In one or more aspects, the functions described may be implemented in hardware, software, firmware, or any combination thereof. If implemented in software, the functions may be stored as one or more instructions or code on a non-transitory computer-readable storage medium or non-transitory processor-readable storage medium. The operations of a method or algorithm disclosed herein may be embodied in a processor-executable software module or processor-executable instructions, which may reside on a non-transitory computer-readable or processor-readable storage medium. Non-transitory computer-readable or processor-readable storage media may be any storage media that may be accessed by a computer or a processor.

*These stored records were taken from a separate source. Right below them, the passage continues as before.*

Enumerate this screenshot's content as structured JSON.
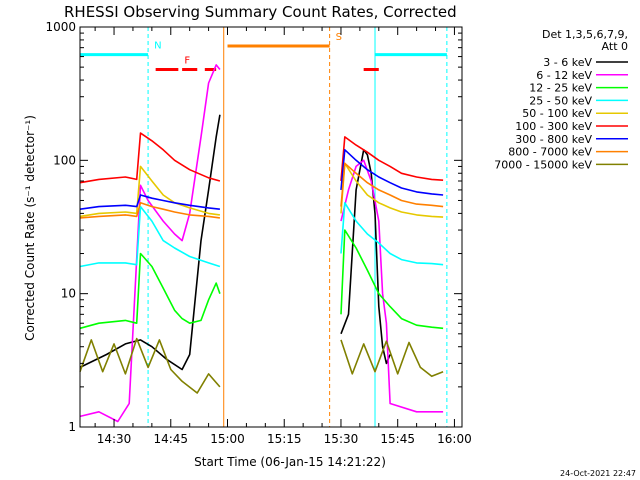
{
  "chart_data": {
    "type": "line",
    "title": "RHESSI Observing Summary Count Rates, Corrected",
    "xlabel": "Start Time (06-Jan-15 14:21:22)",
    "ylabel": "Corrected Count Rate (s⁻¹ detector⁻¹)",
    "xlim": [
      "14:21",
      "16:02"
    ],
    "ylim": [
      1,
      1000
    ],
    "yscale": "log",
    "x_ticks": [
      "14:30",
      "14:45",
      "15:00",
      "15:15",
      "15:30",
      "15:45",
      "16:00"
    ],
    "y_ticks": [
      1,
      10,
      100,
      1000
    ],
    "y_tick_labels": [
      "1",
      "10",
      "100",
      "1000"
    ],
    "legend": {
      "title_lines": [
        "Det 1,3,5,6,7,9,",
        "Att 0"
      ],
      "position": "right"
    },
    "series": [
      {
        "name": "3 - 6 keV",
        "color": "#000000",
        "segments": [
          {
            "x": [
              "14:21",
              "14:28",
              "14:33",
              "14:37",
              "14:40",
              "14:44",
              "14:48",
              "14:50",
              "14:53",
              "14:55",
              "14:57",
              "14:58"
            ],
            "y": [
              2.8,
              3.5,
              4.2,
              4.5,
              4.0,
              3.2,
              2.7,
              3.5,
              25,
              60,
              150,
              220
            ]
          },
          {
            "x": [
              "15:30",
              "15:32",
              "15:34",
              "15:36",
              "15:37",
              "15:38",
              "15:39",
              "15:40",
              "15:41",
              "15:42",
              "15:43"
            ],
            "y": [
              5,
              7,
              60,
              120,
              110,
              80,
              40,
              8,
              4,
              3,
              3.5
            ]
          }
        ]
      },
      {
        "name": "6 - 12 keV",
        "color": "#ff00ff",
        "segments": [
          {
            "x": [
              "14:21",
              "14:26",
              "14:31",
              "14:34",
              "14:37",
              "14:39",
              "14:43",
              "14:46",
              "14:48",
              "14:50",
              "14:53",
              "14:55",
              "14:57",
              "14:58"
            ],
            "y": [
              1.2,
              1.3,
              1.1,
              1.5,
              65,
              50,
              35,
              28,
              25,
              40,
              150,
              380,
              520,
              480
            ]
          },
          {
            "x": [
              "15:30",
              "15:32",
              "15:34",
              "15:36",
              "15:38",
              "15:40",
              "15:41",
              "15:42",
              "15:43",
              "15:50",
              "15:57"
            ],
            "y": [
              35,
              60,
              90,
              100,
              70,
              35,
              10,
              6,
              1.5,
              1.3,
              1.3
            ]
          }
        ]
      },
      {
        "name": "12 - 25 keV",
        "color": "#00ff00",
        "segments": [
          {
            "x": [
              "14:21",
              "14:26",
              "14:33",
              "14:36",
              "14:37",
              "14:40",
              "14:43",
              "14:46",
              "14:48",
              "14:50",
              "14:53",
              "14:55",
              "14:57",
              "14:58"
            ],
            "y": [
              5.5,
              6.0,
              6.3,
              6.0,
              20,
              16,
              11,
              7.5,
              6.5,
              6.0,
              6.3,
              9,
              12,
              10
            ]
          },
          {
            "x": [
              "15:30",
              "15:31",
              "15:34",
              "15:37",
              "15:40",
              "15:43",
              "15:46",
              "15:50",
              "15:54",
              "15:57"
            ],
            "y": [
              7,
              30,
              22,
              15,
              10,
              8,
              6.5,
              5.8,
              5.6,
              5.5
            ]
          }
        ]
      },
      {
        "name": "25 - 50 keV",
        "color": "#00ffff",
        "segments": [
          {
            "x": [
              "14:21",
              "14:26",
              "14:33",
              "14:36",
              "14:37",
              "14:40",
              "14:43",
              "14:46",
              "14:50",
              "14:55",
              "14:58"
            ],
            "y": [
              16,
              17,
              17,
              16.5,
              45,
              35,
              25,
              22,
              19,
              17,
              16
            ]
          },
          {
            "x": [
              "15:30",
              "15:31",
              "15:34",
              "15:37",
              "15:40",
              "15:43",
              "15:46",
              "15:50",
              "15:54",
              "15:57"
            ],
            "y": [
              20,
              48,
              35,
              28,
              24,
              20,
              18,
              17,
              16.8,
              16.5
            ]
          }
        ]
      },
      {
        "name": "50 - 100 keV",
        "color": "#e6c800",
        "segments": [
          {
            "x": [
              "14:21",
              "14:26",
              "14:33",
              "14:36",
              "14:37",
              "14:40",
              "14:43",
              "14:46",
              "14:50",
              "14:55",
              "14:58"
            ],
            "y": [
              38,
              40,
              41,
              40,
              90,
              70,
              55,
              48,
              44,
              40,
              39
            ]
          },
          {
            "x": [
              "15:30",
              "15:31",
              "15:34",
              "15:37",
              "15:40",
              "15:43",
              "15:46",
              "15:50",
              "15:54",
              "15:57"
            ],
            "y": [
              40,
              95,
              70,
              55,
              48,
              44,
              41,
              39,
              38,
              37.5
            ]
          }
        ]
      },
      {
        "name": "100 - 300 keV",
        "color": "#ff0000",
        "segments": [
          {
            "x": [
              "14:21",
              "14:26",
              "14:33",
              "14:36",
              "14:37",
              "14:40",
              "14:43",
              "14:46",
              "14:50",
              "14:55",
              "14:58"
            ],
            "y": [
              68,
              72,
              75,
              72,
              160,
              140,
              120,
              100,
              85,
              74,
              70
            ]
          },
          {
            "x": [
              "15:30",
              "15:31",
              "15:34",
              "15:37",
              "15:40",
              "15:43",
              "15:46",
              "15:50",
              "15:54",
              "15:57"
            ],
            "y": [
              70,
              150,
              130,
              115,
              100,
              90,
              80,
              75,
              72,
              71
            ]
          }
        ]
      },
      {
        "name": "300 - 800 keV",
        "color": "#0000ff",
        "segments": [
          {
            "x": [
              "14:21",
              "14:26",
              "14:33",
              "14:36",
              "14:37",
              "14:40",
              "14:43",
              "14:46",
              "14:50",
              "14:55",
              "14:58"
            ],
            "y": [
              43,
              45,
              46,
              45,
              55,
              52,
              50,
              48,
              46,
              44,
              43
            ]
          },
          {
            "x": [
              "15:30",
              "15:31",
              "15:34",
              "15:37",
              "15:40",
              "15:43",
              "15:46",
              "15:50",
              "15:54",
              "15:57"
            ],
            "y": [
              60,
              120,
              100,
              85,
              75,
              68,
              62,
              58,
              56,
              55
            ]
          }
        ]
      },
      {
        "name": "800 - 7000 keV",
        "color": "#ff8000",
        "segments": [
          {
            "x": [
              "14:21",
              "14:26",
              "14:33",
              "14:36",
              "14:37",
              "14:40",
              "14:43",
              "14:46",
              "14:50",
              "14:55",
              "14:58"
            ],
            "y": [
              37,
              38,
              39,
              38,
              48,
              45,
              43,
              41,
              39,
              38,
              37
            ]
          },
          {
            "x": [
              "15:30",
              "15:31",
              "15:34",
              "15:37",
              "15:40",
              "15:43",
              "15:46",
              "15:50",
              "15:54",
              "15:57"
            ],
            "y": [
              45,
              95,
              80,
              68,
              60,
              55,
              50,
              47,
              46,
              45
            ]
          }
        ]
      },
      {
        "name": "7000 - 15000 keV",
        "color": "#808000",
        "segments": [
          {
            "x": [
              "14:21",
              "14:24",
              "14:27",
              "14:30",
              "14:33",
              "14:36",
              "14:39",
              "14:42",
              "14:45",
              "14:48",
              "14:52",
              "14:55",
              "14:58"
            ],
            "y": [
              2.6,
              4.5,
              2.6,
              4.2,
              2.5,
              4.6,
              2.8,
              4.5,
              2.7,
              2.2,
              1.8,
              2.5,
              2.0
            ]
          },
          {
            "x": [
              "15:30",
              "15:33",
              "15:36",
              "15:39",
              "15:42",
              "15:45",
              "15:48",
              "15:51",
              "15:54",
              "15:57"
            ],
            "y": [
              4.5,
              2.5,
              4.2,
              2.6,
              4.4,
              2.5,
              4.3,
              2.8,
              2.4,
              2.6
            ]
          }
        ]
      }
    ],
    "flag_bars": [
      {
        "label": "N",
        "color": "#00ffff",
        "y_level": 620,
        "segments": [
          [
            "14:21",
            "14:39"
          ],
          [
            "15:39",
            "15:58"
          ]
        ]
      },
      {
        "label": "F",
        "color": "#ff0000",
        "y_level": 480,
        "segments": [
          [
            "14:41",
            "14:47"
          ],
          [
            "14:48",
            "14:52"
          ],
          [
            "14:54",
            "14:57"
          ],
          [
            "15:36",
            "15:40"
          ]
        ]
      },
      {
        "label": "S",
        "color": "#ff8000",
        "y_level": 720,
        "segments": [
          [
            "15:00",
            "15:27"
          ]
        ]
      }
    ],
    "vlines": [
      {
        "x": "14:21",
        "color": "#00ffff",
        "style": "dashed"
      },
      {
        "x": "14:39",
        "color": "#00ffff",
        "style": "dashed"
      },
      {
        "x": "14:59",
        "color": "#ff8000",
        "style": "solid"
      },
      {
        "x": "15:27",
        "color": "#ff8000",
        "style": "dashed"
      },
      {
        "x": "15:39",
        "color": "#00ffff",
        "style": "solid"
      },
      {
        "x": "15:58",
        "color": "#00ffff",
        "style": "dashed"
      }
    ]
  },
  "timestamp": "24-Oct-2021 22:47"
}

By way of example but not limitation, such non-transitory computer-readable or processor-readable storage media may include RAM, ROM, EEPROM, FLASH memory, CD-ROM or other optical disk storage, magnetic disk storage or other magnetic storage smart objects, or any other medium that may be used to store desired program code in the form of instructions or data structures and that may be accessed by a computer. Disk and disc, as used herein, includes compact disc (CD), laser disc, optical disc, digital versatile disc (DVD), floppy disk, and Blu-ray disc where disks usually reproduce data magnetically, while discs reproduce data optically with lasers. Combinations of the above are also included within the scope of non-transitory computer-readable and processor-readable media. Additionally, the operations of a method or algorithm may reside as one or any combination or set of codes and/or instructions on a non-transitory processor-readable storage medium and/or computer-readable storage medium, which may be incorporated into a computer program product.
The preceding description of the disclosed embodiments is provided to enable any person skilled in the art to make or use the claims. Various modifications to these embodiments will be readily apparent to those skilled in the art, and the generic principles defined herein may be applied to other embodiments without departing from the spirit or scope of the claims. Thus, the present disclosure is not intended to be limited to the embodiments shown herein but is to be accorded the widest scope consistent with the following claims and the principles and novel features disclosed herein.